Коридор. Дверь. Карандаши. Тёща. Шкаф. Мать. Мужчина в кризисе. Обычная заявка. Ника была права. В этом и был ужас. Трагедии почти всегда начинаются как обычные заявки. Я дочитал до конца. Внизу была автоматическая приписка от нашей системы:
«Спасибо за обращение. В настоящее время индивидуальные консультации Германа Ланского недоступны. Мы рекомендуем вам рассмотреть участие в групповой программе “Право хотеть”. Ближайший поток стартует...»
Дальше шла цена. Скидка при оплате в течение трёх дней. Заботливая подпись координатора. Смайлик. Смайлик особенно удался. Я закрыл ноутбук. В номере стало темнее, хотя свет не менялся. Мне хотелось позвонить Рубену и сказать, что мы все мерзавцы. Потом вспомнил, что Рубен, скорее всего, согласится, но предложит обсудить, как подать это экологично. Хотелось позвонить Тамаре и спросить, помнит ли она про компас. Потом понял, что она ответит: «Конечно помню, это был прекрасный образ». Хотелось позвонить Соне. Просто услышать голос. Но было уже поздно. И я не знал, что сказать.
«Привет, это папа. Сегодня я узнал, что один человек умер с моей книгой на кухонном столе, и почему-то вспомнил, как хотел играть на барабанах. Как ты?»
Соня бы ответила: «Норм». И имела бы право. Я встал, подошёл к зеркалу. Гостиничные зеркала всегда немного врут в сторону усталости. Или, наоборот, впервые говорят правду. На меня смотрел мужчина сорока трёх лет в дорогой рубашке, с хорошей стрижкой, с лицом человека, которому слишком часто верили. Я смотрел на него и думал о мальчике с портфелем в руке, о барабанах под серой тканью, о фразе отца, о том, как быстро я тогда научился говорить «мне неинтересно». Возможно, вся моя взрослая жизнь началась с этой лжи.
Не с травмы. Не с великой драмы. Не с семейного проклятия. Просто с маленького предательства собственного желания, которое оказалось так легко совершить, что потом я повторял его десятилетиями уже почти профессионально. А потом написал книгу о том, как этого не делать. На столе лежал блокнот Ильи. Я вернулся, открыл его на следующей странице.
«Правило работает. Но я всё время злюсь. Раньше думал, что злость – это плохо. Теперь думаю, что это энергия. Ланской говорит, что если ты долго не хотел, первое желание может звучать как ярость. Наверное, это нормально. Наверное, я просто оживаю».

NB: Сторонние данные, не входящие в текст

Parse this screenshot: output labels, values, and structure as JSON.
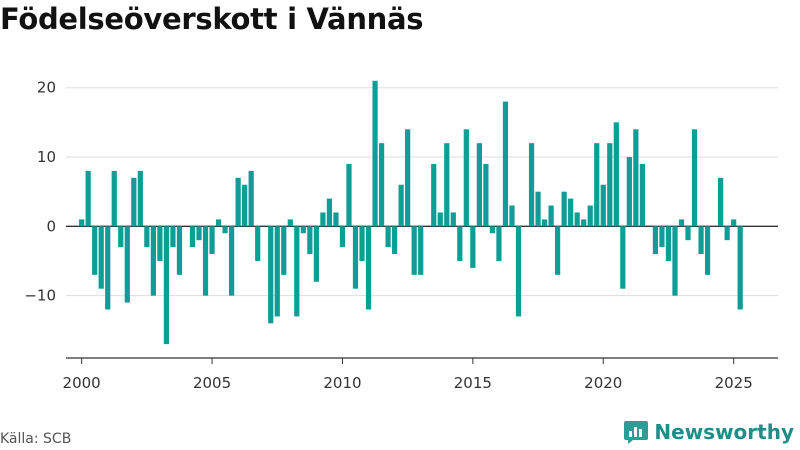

Я не помнил, говорил ли я это именно так. Возможно, говорил. Возможно, Илья собрал фразу из разных моих выступлений. Это не имело значения. Он услышал то, что мог услышать. Я взял ручку из гостиничного блокнота. На чистом листе рядом написал:
«Первое желание после долгой заморозки часто бывает не желанием, а размороженной ненавистью».
Посмотрел на фразу. Неплохо. Тамара бы сказала, что мрачно, но точно. Рубен – что для поста длинно. Ника – что поздно. Поздно было самым точным. Я не спал до утра. Читал дневник, заявки, свои же подчёркнутые фразы, письма Ильи. Иногда вставал, пил воду, смотрел в окно. В шесть пятнадцать за соседним домом начало светлеть. Город выглядел так, будто его тоже всю ночь заставляли отвечать за чужие решения. Последняя запись, которую я прочитал перед тем, как всё-таки лечь, была короткой:
«Сегодня Миша спросил, кем я хотел быть в детстве. Я сказал: не помню. Он не поверил. Дети вообще плохо верят в нашу амнезию. Кажется, я хотел рисовать корабли. Или уплыть на одном из них. Не знаю, есть ли разница».
Я закрыл блокнот и положил его на грудь, как кладут книгу, когда уже не читают, но ещё не готовы расстаться с её весом. Перед сном, в той мутной зоне, где мозг уже не защищается, я вдруг услышал звук барабанов. Не настоящий, конечно. Память вообще плохой музыкант. Она всё время сбивается, путает темп, забывает вступления, зато припевы, которые ты ненавидишь, играет идеально. Бочка. Малый. Тарелка. Ты здесь? Я не ответил.
Глава 3. Первый раз не умер
Утром я проснулся с блокнотом Ильи на груди и вкусом бумаги во рту. Не настоящей бумаги, конечно, а той внутренней сухостью, которая бывает после ночей, когда ты вроде бы ничего не пил, но всё равно чувствуешь себя использованным. За окном серел город. В соседнем здании уже горел свет в трёх окнах. Люди начинали день так уверенно, будто вчера не существовало, а сегодня ещё не успело испортиться.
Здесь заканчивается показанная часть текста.